Brackett returned to science fiction writing after her movie work, in 1948. From then on to 1951, she produced a series of science fiction adventure stories that were longer than her previous work, including such classic representations of her planetary settings as "The Moon that Vanished" and the novel Sea-Kings of Mars (1949). The latter was later published as The Sword of Rhiannon, a vivid description of Mars before its oceans evaporated.
In "Queen of the Martian Catacombs" (1949), Brackett created the character of Eric John Stark. Stark, an orphan from Earth, is raised by the semi-sentient aboriginals of Mercury, who are later killed by Earthmen. He is saved by a Terran official, who adopts Stark and becomes his mentor. When threatened, Stark reverts to the primitive N'Chaka, the "man without a tribe", who he was on Mercury. From 1949 to 1951, Brackett featured Stark (whose name echoes that of the hero in "Lorelei of the Red Mist") in three stories published in Planet Stories: "Queen of the Martian Catacombs", "Enchantress of Venus", and "Black Amazon of Mars". With this last story, Brackett's high adventure period of writing ended.
After getting married, Brackett took a long break from screenwriting. When she returned to screenwriting in the mid-1950s, she wrote for TV and movies. Howard Hawks hired her to write or co-write several John Wayne pictures, including Rio Bravo (1959), Hatari! (1962), El Dorado (1966), and Rio Lobo (1970). Because of her background with The Big Sleep, she later adapted Raymond Chandler's novel The Long Goodbye for the screen.
After 1955, Brackett concentrated writing for the more lucrative film and television markets. In 1963 and 1964, she briefly returned to her old Martian milieu with a pair of stories. "The Road to Sinharat" can be regarded as an affectionate farewell to the world of "Queen of the Martian Catacombs", and the other – with the intentionally ridiculous title of "Purple Priestess of the Mad Moon" – borders on parody.
Brackett and her husband shared Guest of Honor duties at the 22nd World Science Fiction Convention in 1965 in Oakland, California.

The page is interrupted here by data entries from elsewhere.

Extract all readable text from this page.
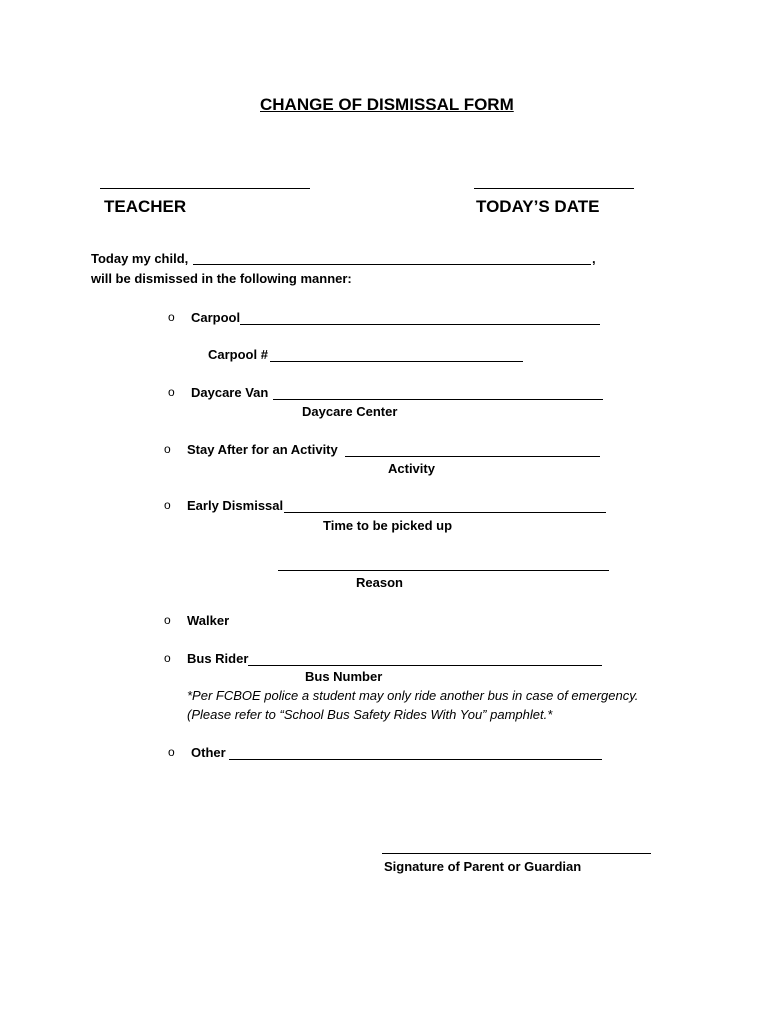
CHANGE OF DISMISSAL FORM
TEACHER	TODAY’S DATE
Today my child,	,
will be dismissed in the following manner:
o Carpool
Carpool #
o Daycare Van
Daycare Center
o Stay After for an Activity
Activity
o Early Dismissal
Time to be picked up
Reason
o Walker
o Bus Rider
Bus Number
*Per FCBOE police a student may only ride another bus in case of emergency.
(Please refer to “School Bus Safety Rides With You” pamphlet.*
o Other
Signature of Parent or Guardian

After another hiatus of nearly a decade, Brackett returned to science fiction in the 1970s with the publication of The Ginger Star (1974), The Hounds of Skaith (1974) and The Reavers of Skaith (1976), collected as The Book of Skaith in 1976. This trilogy brought Eric John Stark back for adventures upon the extra-solar planet of Skaith (rather than his old haunts of Mars and Venus).
Brackett worked on the screenplay for The Empire Strikes Back, the first Star Wars sequel. The film won the Hugo Award in 1981. This script was a departure for Brackett, as until then, all of her science fiction had been in the form of novels and short stories. Brackett's role in writing the script is disputed. George Lucas said that he asked Brackett to write the screenplay based on his story outline. Brackett wrote a finished first draft, which was delivered to Lucas shortly before her death from cancer on March 18, 1978. Two drafts of a new screenplay were written by Lucas and, following the delivery of the screenplay for Raiders of the Lost Ark, turned over to Lawrence Kasdan for a new approach. Both Brackett and Kasdan (though not Lucas) were given credit for the final script.
Laurent Bouzereau, in Star Wars: The Annotated Screenplays, said that Lucas disliked the direction of Brackett's screenplay, discarded it, and produced two more screenplays before turning the results over to Kasdan. Some fans, however, believe that they can detect traces of Brackett's influence in the dialogue and the treatment of the space opera genre in Empire. io9's co-founder Charlie Jane Anders has written that while "It's fashionable to disparage Brackett's contributions to Empire", "it's not true that none of Brackett's storyline winds up in the final movie — the basic story beats are the same."